The South African Audience Research Foundation (Saarf) and its major stakeholders have taken several steps towards ensuring media is supplied with the independent research it urgently needs, and started mapping the route that will see their concepts become reality.
Stakeholders have launched the Advertising Media Forum’s Charter, which lays out a 10-point vision on how to fund and create a central establishment survey, and Saarf has established a business committee (excluding the National Association of Broadcasters but including all other Saarf constituencies) to drive an initiative to look future funding models. This committee has approved the funding and employed a consultant, Johann Koster, to “engage with industry stakeholders to gauge the industry’s need for independent research and the funding” of such research.
Saarf chairwoman, Virginia Hollis, says earlier ‘futureproof’ research done by Kuper Research did not cover the issue of funding.
“Johann will be looking to establish what funding model methodologies could work in South Africa. To do this he will have to investigate international best practice and interview agencies, marketers and media owners – including joint industry committees (JICs) and associations. No small task I’m sure you will agree,” Hollis told The Media Online.
The starting point is to interview people in the target groups, says Hollis. “Some of this will be done one on one, some in workshops. We need to establish industry research needs, plus how best to fund independent research. We have no doubt that we will get a very varied response,” she says.
The data collected by the futureproof project won’t go to waste as it’s being “revisited”, says Hollis. “We certainly do not want to redo what was done in 2012. Jos, Lauren, Clive and Peter did an amazing job,” she says.
Hollis says funding for the Amps 2015 is in place, but that time is tight. “This year we are focusing on completing phase one. When this is complete we will know how to move forward with phase two. I’m sorry it seems vague, but this process is going to take time and we really do not want to promise that we will have answers soon,” she says. Time and access to the right people will be the on-going challenge.

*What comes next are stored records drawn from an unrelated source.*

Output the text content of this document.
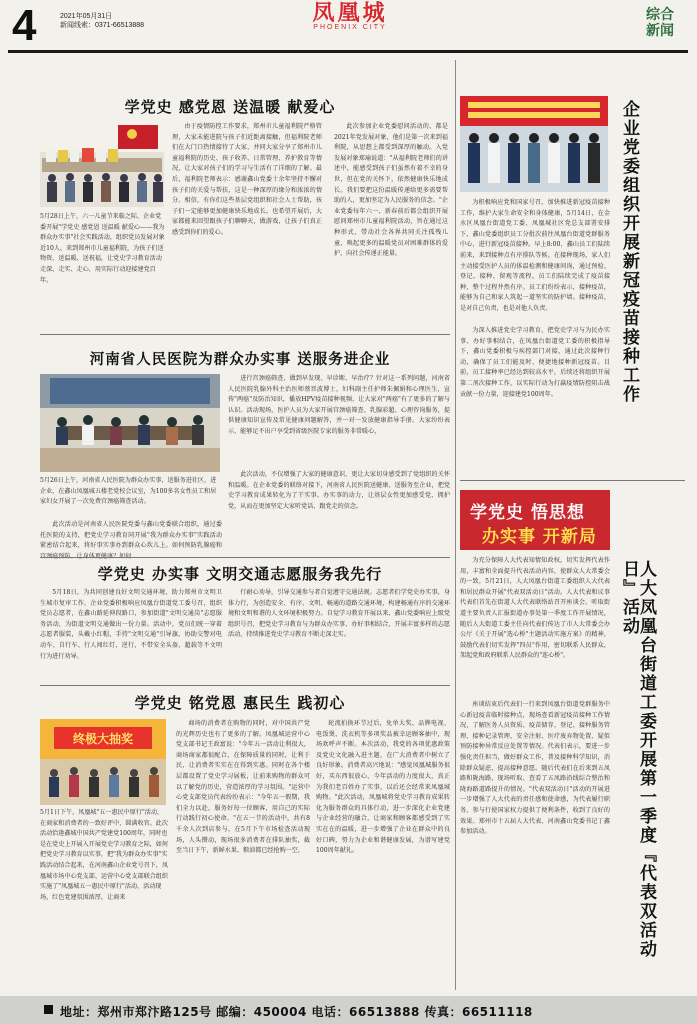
4	2021年05月31日
新闻线索：0371-66513888
凤凰城
PHOENIX CITY
综合新闻
学党史 感党恩 送温暖 献爱心
5月28日上午，六一儿童节来临之际，企业党委开展"学党史 感党恩 送温暖 献爱心——我为群众办实事"社会实践活动，组织党员发展对象近10人，来到郑州市儿童福利院，为孩子们送物资、送温暖、送祝福，让党史学习教育活动走深、走实、走心，用实际行动迎接建党百年。

由于疫情防控工作要求，郑州市儿童福利院严格管理，大家未能进院与孩子们近距离接触，但福利院老师们在大门口热情接待了大家，并同大家分享了郑州市儿童福利院的历史、孩子收养、日常管理、养护教育等情况，让大家对孩子们的学习与生活有了详细的了解。最后，福利院老师表示：感谢鑫山党委十余年坚持不懈对孩子们的关爱与帮扶，这是一种深厚的缘分和浓浓的情分。相信，有你们这些基层党组织和社会人士帮助，孩子们一定能够更加健康快乐地成长。也希望开展后，大家都能来回望跟孩子们聊聊天，做游戏，让孩子们真正感受到你们的爱心。

此次参加企业党委慰问活动的、都是2021年党发展对象，他们是第一次来到福利院，从思想上都受到深厚的触动。入党发展对象郑瑜说道："从福利院老师们的讲述中，能感受到孩子们虽然有着不幸的身世，但在党的关怀下，依然健康快乐地成长。我们要把这份温暖传递给更多需要帮助的人，更加坚定为人民服务的信念。"企业党委每年六一、新春前后都会组织开展慰问郑州市儿童福利院活动，旨在通过这种形式，带动社会各界共同关注孤残儿童，唤起更多的温暖党员对困难群体的爱护，向社会传递正能量。

河南省人民医院为群众办实事 送服务进企业
5月26日上午，河南省人民医院为群众办实事，送服务进社区，进企业，在鑫山凤凰城五楼老党校会议室，为100多名女性员工和居家妇女开展了一次免费宫颈癌筛查活动。

此次活动是河南省人民医院党委与鑫山党委联合组织，通过委托医院的支持，把党史学习教育同开展"我为群众办实事"实践活动紧密结合起来，将好事实事办到群众心坎儿上。如何预防乳腺癌和

进行宫颈癌筛查，做到早发现、早诊断、早治疗？针对这一系列问题，河南省人民医院乳腺外科主治医师蔡晋波博士，妇科副主任护师朱佩娟和心理医生，宣传"两癌"及防治知识，播放HPV疫苗接种视频，让大家对"两癌"有了更多的了解与认识。活动现场，医护人员为大家开展宫颈癌筛查、乳腺彩超、心理咨询服务，提供健康知识宣传及常见健康问题解答，并一对一发放健康指导手册。大家纷纷表示，能够足不出户享受到省级医院专家的服务非常暖心，

此次活动，不仅增强了大家的健康意识，更让大家切身感受到了党组织的关怀和温暖。在企业党委的联络对接下，河南省人民医院送健康、送服务至企业，把党史学习教育成果转化为了干实事、办实事的动力，让基层女性更加感受党、拥护党，从而在更加坚定大家听党话、跟党走的信念。

学党史 办实事 文明交通志愿服务我先行

5月18日，为共同创建良好文明交通环境，助力郑州市文明卫生城市复审工作，企业党委积极响应凤凰台街道党工委号召，组织党员志愿者，在鑫山路延伸段路口，参加街道"文明交通岗"志愿服务活动，为街道文明交通做出一份力量。活动中，党员们统一穿着志愿者服装，头戴小红帽，手持"文明交通"引导旗，协助交警对电动车、自行车、行人闯红灯、逆行、不带安全头盔、超载等不文明行为进行劝导。

行耐心劝导，引导交通参与者自觉遵守交通法规。志愿者们学党史办实事，身体力行，为创造安全、有序、文明、畅通的道路交通环境，构建畅通有序的交通环境和文明和谐的人文环境积极努力。自觉学习教育开展以来，鑫山党委响应上级党组织号召，把党史学习教育与为群众办实事、办好事相结合，开展丰富多样的志愿活动，持续推进党史学习教育不断走深走实。

学党史 铭党恩 惠民生 践初心
终极大抽奖
5月1日下午，凤凰城"五一惠民中原行"活动，在商家和消费者的一致好评中，圆满收官。此次活动恰逢鑫城中国共产党建党100周年，同时也是在党史上开展入开展党史学习教育之际，如何把党史学习教育以实事，把"我为群众办实事"实践活动结合起来，在河南鑫山企业党号召下，凤凰城市场中心党支部、运营中心党支部联合组织实施了"凤凰城五一惠民中原行"活动，活动现场，红色党建氛围浓厚，让商来

商场的消费者在购物的同时，对中国共产党的光辉历史也有了更多的了解。凤凰城运营中心党支部书记王政富说："今年五一活动让利很大，商场商家都很配合，在保障质量的同时，让利于民，让消费者实实在在得到实惠。同时在各个楼层都设置了党史学习展板，让前来购物的群众可以了解党的历史，营造浓厚的学习氛围。"运营中心党支部党员代表纷纷表示："今年五一假期，我们全力以赴，服务好每一位顾客，用自己的实际行动践行初心使命。"在五一节的活动中，共有8千余人次到店参与，在5月下午市场检查活动现场，人头攒动，现场很多消费者在排队抽奖，截至当日下午，新鲜水果、粮油都已经抢购一空，

轮流拍换环节过后，免单大奖、品牌电视、电饭煲、洗衣机等多项奖品被幸运顾客抽中，现场欢呼声不断。本次活动，我党的各项优惠政策及党史文化融入进主题，在广大消费者中树立了良好形象。消费者高兴地说："感觉凤凰城服务很好，买东西很放心，今年活动的力度很大，真正为我们老百姓办了实事，以后还会经常来凤凰城购物。"此次活动，凤凰城将党史学习教育成果转化为服务群众的具体行动，进一步深化企业党建与企业经营的融合，让商家和顾客都感受到了实实在在的温暖，进一步增强了企业在群众中的良好口碑，努力为企业和谐健康发展，为谱写建党100周年献礼。

企业党委组织开展新冠疫苗接种工作

为积极响应党和国家号召，加快推进新冠疫苗接种工作，维护大家生命安全和身体健康，5月14日，在金水区凤凰台街道党工委、凤凰城社区党总支部署安排下，鑫山党委组织员工分批次前往凤凰台街道党群服务中心，进行新冠疫苗接种。早上8:00，鑫山员工们陆续前来，来到接种点有序排队等候。在接种现场，家人们主动接受医护人员的体温检测和健康问询，通过预检、登记、接种、留观等流程，员工们陆续完成了疫苗接种，整个过程井然有序。员工们纷纷表示，接种疫苗，能够为自己和家人筑起一道坚实的防护墙。接种疫苗，是对自己负责，也是对他人负责。

为深入推进党史学习教育，把党史学习与为民办实事、办好事相结合，在凤凰台街道党工委的积极指导下，鑫山党委积极与疾控部门对接，通过此次接种行动，确保了员工们能及时、便捷地接种新冠疫苗。目前，员工接种率已经达到较高水平，后续还将组织开展第二剂次接种工作，以实际行动为打赢疫情防控阻击战贡献一份力量，迎接建党100周年。

学党史 悟思想
办实事 开新局
人大凤凰台街道工委开展第一季度『代表双活动日』活动

为充分保障人大代表知情知政权，切实发挥代表作用，丰富和全面提升代表活动内容，使群众人大常委会的一致，5月21日，人大凤凰台街道工委组织人大代表和居民群众开展"代表双活动日"活动。人大代表和议事代表们首先在街道人大代表联络站召开座谈会。听取街道主要负责人汇报街道办事处第一季度工作开展情况，随后人大街道工委主任向代表们传达了市人大常委会办公厅《关于开展"选心桥"主题活动实施方案》的精神，鼓励代表们切实发挥"四员"作用，密切联系人民群众，架起党和政府联系人民群众的"连心桥"。

座谈结束后代表们一行来到凤凰台街道党群服务中心新冠疫苗临时接种点，现场查看新冠疫苗接种工作情况，了解医务人员资质、疫苗储存、登记、接种服务管理、接种记录管理、安全注射、医疗废弃物处置、疑似预防接种异常反应处置等情况。代表们表示，要进一步强化责任担当，做好群众工作，普及接种科学知识，消除群众疑虑，提高接种意愿。随后代表们在后来到五凤路和陇海路，现场听取、查看了五凤路沿线综合整治和陇海路道路提升的情况。"代表双活动日"活动的开展进一步增强了人大代表的责任感和使命感，为代表履行职务，参与行使国家权力提供了便利条件，收到了良好的效果。郑州市十五届人大代表、河南鑫山党委书记丁鑫参加活动。

地址：郑州市郑汴路125号 邮编：450004 电话：66513888 传真：66511118
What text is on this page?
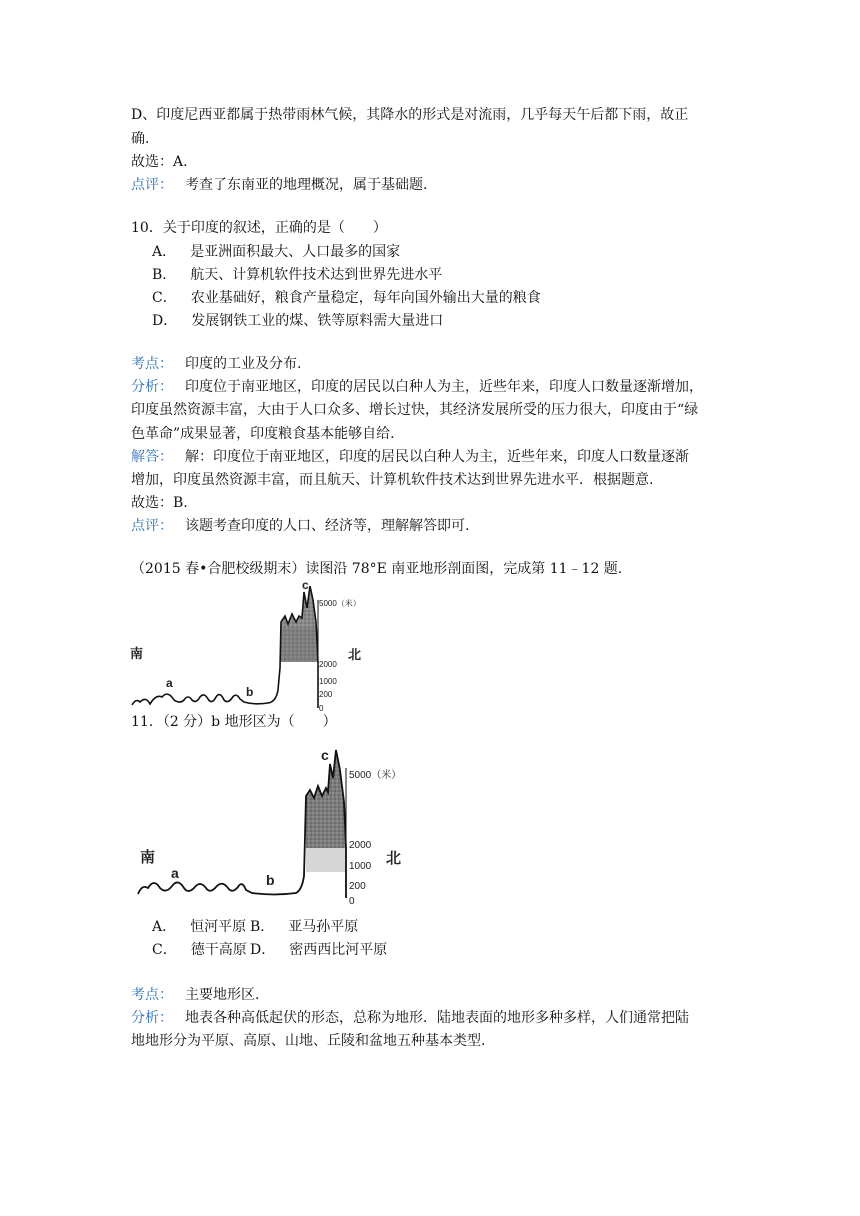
D、印度尼西亚都属于热带雨林气候，其降水的形式是对流雨，几乎每天午后都下雨，故正
确.
故选：A.
点评： 考查了东南亚的地理概况，属于基础题.
10．关于印度的叙述，正确的是（　　）
A． 是亚洲面积最大、人口最多的国家
B． 航天、计算机软件技术达到世界先进水平
C． 农业基础好，粮食产量稳定，每年向国外输出大量的粮食
D． 发展钢铁工业的煤、铁等原料需大量进口
考点： 印度的工业及分布.
分析： 印度位于南亚地区，印度的居民以白种人为主，近些年来，印度人口数量逐渐增加，
印度虽然资源丰富，大由于人口众多、增长过快，其经济发展所受的压力很大，印度由于“绿
色革命”成果显著，印度粮食基本能够自给.
解答： 解：印度位于南亚地区，印度的居民以白种人为主，近些年来，印度人口数量逐渐
增加，印度虽然资源丰富，而且航天、计算机软件技术达到世界先进水平．根据题意.
故选：B.
点评： 该题考查印度的人口、经济等，理解解答即可.
（2015 春•合肥校级期末）读图沿 78°E 南亚地形剖面图，完成第 11﹣12 题.
南	北
a
b
c
5000（米）
2000
1000
200
0
11．（2 分）b 地形区为（　　）
南	北
a	b
c
5000（米）
2000
1000
200
0
A． 恒河平原 B． 亚马孙平原
C． 德干高原 D． 密西西比河平原
考点： 主要地形区.
分析： 地表各种高低起伏的形态，总称为地形．陆地表面的地形多种多样，人们通常把陆
地地形分为平原、高原、山地、丘陵和盆地五种基本类型.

“The AMF clearly stated in their meetings with agencies and marketers that independent research is critical. At the same time the AMF also stated categorically that the media owner JICs are doing a great job. The TV research we are currently seeing is the best it has ever been, and they are sure that the other JICs will do an equally impeccable job. Saarf believes that Johann’s mandate will benefit the entire industry,” Hollis says.
The future of Saarf is still not clear, however. Will it be saved in its current incarnation?
“It’s not about saving Saarf, it’s about how the industry is going to handle oversight to ensure that the research is unbiased and therefore credible,” says Hollis. “Will this be Saarf? I don’t know. What I do know is that if Saarf stays there will be a complete rebranding and reengineering of the organisation. There is a huge amount of institutional memory in the organisation. The industry should not want to lose that completely.”
In the meantime, the AMF says its charter gives a “road map” for how it foresees the rollout of independent research. Board member Gordon Patterson says it’s a “remarkable initiative”.
“In my 25 years in industry, it is the first time that we, as an industry of marketers and media agencies, have come together,” he says. “We have united to define our industry’s future, and we are determined to work with media owners and research companies that share a common position.”